A Brief for the Defense

Sorrow everywhere. Slaughter everywhere. If babies
are not starving someplace, they are starving

somewhere else. With flies in their nostrils.

But we enjoy our lives because that’s what God wants.

Otherwise the mornings before summer dawn would not

be made so fine. The Bengal tiger would not

be fashioned so miraculously well. The poor women

at the fountain are laughing together between

the suffering they have known and the awfulness

in their future, smiling and laughing while somebody

in the village is very sick. There is laughter

every day in the terrible streets of Calcutta,

and the women laugh in the cages of Bombay.
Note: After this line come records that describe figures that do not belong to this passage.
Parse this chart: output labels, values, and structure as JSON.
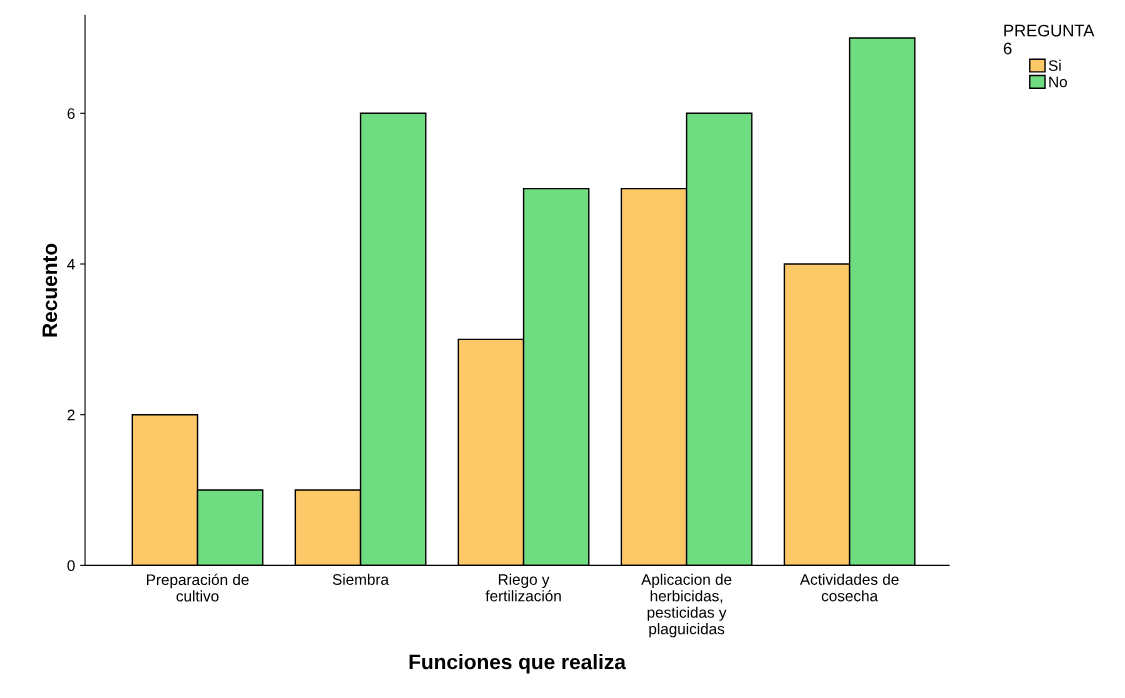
{
  "chart_data": {
    "type": "bar",
    "xlabel": "Funciones que realiza",
    "ylabel": "Recuento",
    "legend_title": "PREGUNTA\n6",
    "categories": [
      "Preparación de\ncultivo",
      "Siembra",
      "Riego y\nfertilización",
      "Aplicacion de\nherbicidas,\npesticidas y\nplaguicidas",
      "Actividades de\ncosecha"
    ],
    "series": [
      {
        "name": "Si",
        "color": "#fdc868",
        "values": [
          2,
          1,
          3,
          5,
          4
        ]
      },
      {
        "name": "No",
        "color": "#6fdc82",
        "values": [
          1,
          6,
          5,
          6,
          7
        ]
      }
    ],
    "ylim": [
      0,
      7.3
    ],
    "yticks": [
      0,
      2,
      4,
      6
    ],
    "grid": false,
    "legend": "top right"
  }
}
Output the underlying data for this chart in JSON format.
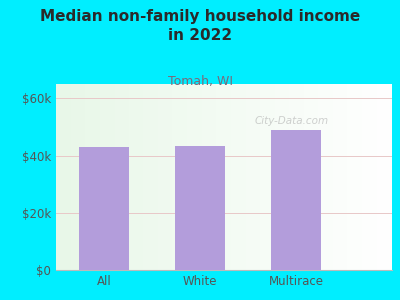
{
  "categories": [
    "All",
    "White",
    "Multirace"
  ],
  "values": [
    43000,
    43200,
    49000
  ],
  "bar_color": "#b39ddb",
  "title": "Median non-family household income\nin 2022",
  "subtitle": "Tomah, WI",
  "subtitle_color": "#7a6a7a",
  "title_color": "#2a2a2a",
  "background_color": "#00eeff",
  "ylabel_ticks": [
    0,
    20000,
    40000,
    60000
  ],
  "ylabel_labels": [
    "$0",
    "$20k",
    "$40k",
    "$60k"
  ],
  "ylim": [
    0,
    65000
  ],
  "grid_color": "#e8c8c8",
  "tick_color": "#555555",
  "watermark": "City-Data.com"
}
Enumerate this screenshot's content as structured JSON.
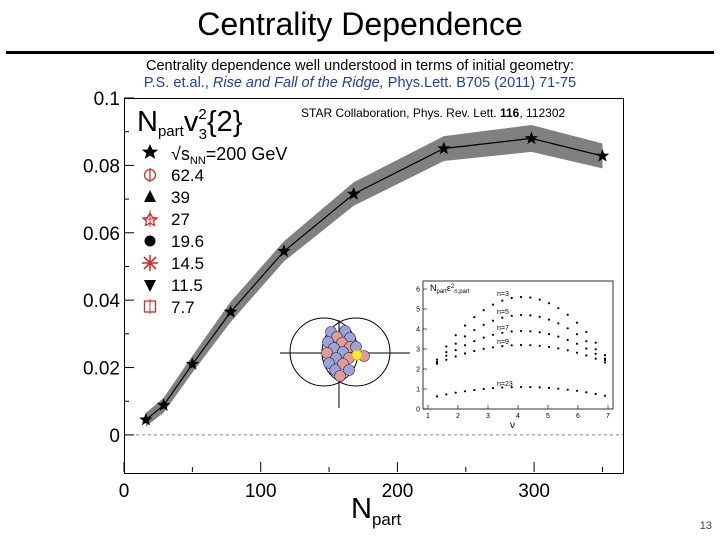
{
  "slide": {
    "title": "Centrality Dependence",
    "subtitle_line1": "Centrality dependence well understood in terms of initial geometry:",
    "subtitle_line2_authors": "P.S. et.al., ",
    "subtitle_line2_title": "Rise and Fall of the Ridge,",
    "subtitle_line2_journal": " Phys.Lett. B705 (2011) 71-75",
    "page_number": "13"
  },
  "chart_data": {
    "type": "line",
    "reference": "STAR Collaboration, Phys. Rev. Lett. ",
    "reference_volume": "116",
    "reference_page": ", 112302",
    "ylabel_main": "N",
    "ylabel_sub": "part",
    "ylabel_v": "v",
    "ylabel_v_sup": "2",
    "ylabel_v_sub": "3",
    "ylabel_tail": "{2}",
    "xlabel_main": "N",
    "xlabel_sub": "part",
    "xlim": [
      0,
      365
    ],
    "ylim": [
      -0.011,
      0.1
    ],
    "x_ticks": [
      "0",
      "100",
      "200",
      "300"
    ],
    "y_ticks": [
      "0",
      "0.02",
      "0.04",
      "0.06",
      "0.08",
      "0.1"
    ],
    "legend_header": "√s",
    "legend_header_sub": "NN",
    "legend_header_tail": "=200 GeV",
    "legend": [
      "62.4",
      "39",
      "27",
      "19.6",
      "14.5",
      "11.5",
      "7.7"
    ],
    "band_color": "#808080",
    "series": [
      {
        "x": [
          16,
          29,
          50,
          78,
          117,
          168,
          234,
          298,
          350
        ],
        "y": [
          0.0045,
          0.0088,
          0.021,
          0.0365,
          0.0545,
          0.0715,
          0.085,
          0.088,
          0.0828
        ],
        "err": [
          0.002,
          0.0022,
          0.0025,
          0.003,
          0.003,
          0.0035,
          0.0037,
          0.004,
          0.0037
        ]
      }
    ],
    "inset_plot": {
      "ylabel": "N",
      "ylabel_rest": "ε",
      "xlabel": "ν",
      "x_ticks": [
        "0",
        "1",
        "2",
        "3",
        "4",
        "5",
        "6",
        "7"
      ],
      "y_ticks": [
        "0",
        "1",
        "2",
        "3",
        "4",
        "5",
        "6"
      ],
      "curve_labels": [
        "n=3",
        "n=5",
        "n=7",
        "n=9",
        "n=23"
      ]
    }
  }
}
If we deny our happiness, resist our satisfaction,

we lessen the importance of their deprivation.

We must risk delight. We can do without pleasure,

but not delight. Not enjoyment. We must have

the stubbornness to accept our gladness in the ruthless

furnace of this world. To make injustice the only

measure of our attention is to praise the Devil.

If the locomotive of the Lord runs us down,

we should give thanks that the end had magnitude.

We must admit there will be music despite everything.

We stand at the prow again of a small ship

anchored late at night in the tiny port

looking over to the sleeping island: the waterfront

is three shuttered cafés and one naked light burning.

To hear the faint sound of oars in the silence as a rowboat

comes slowly out and then goes back is truly worth

all the years of sorrow that are to come.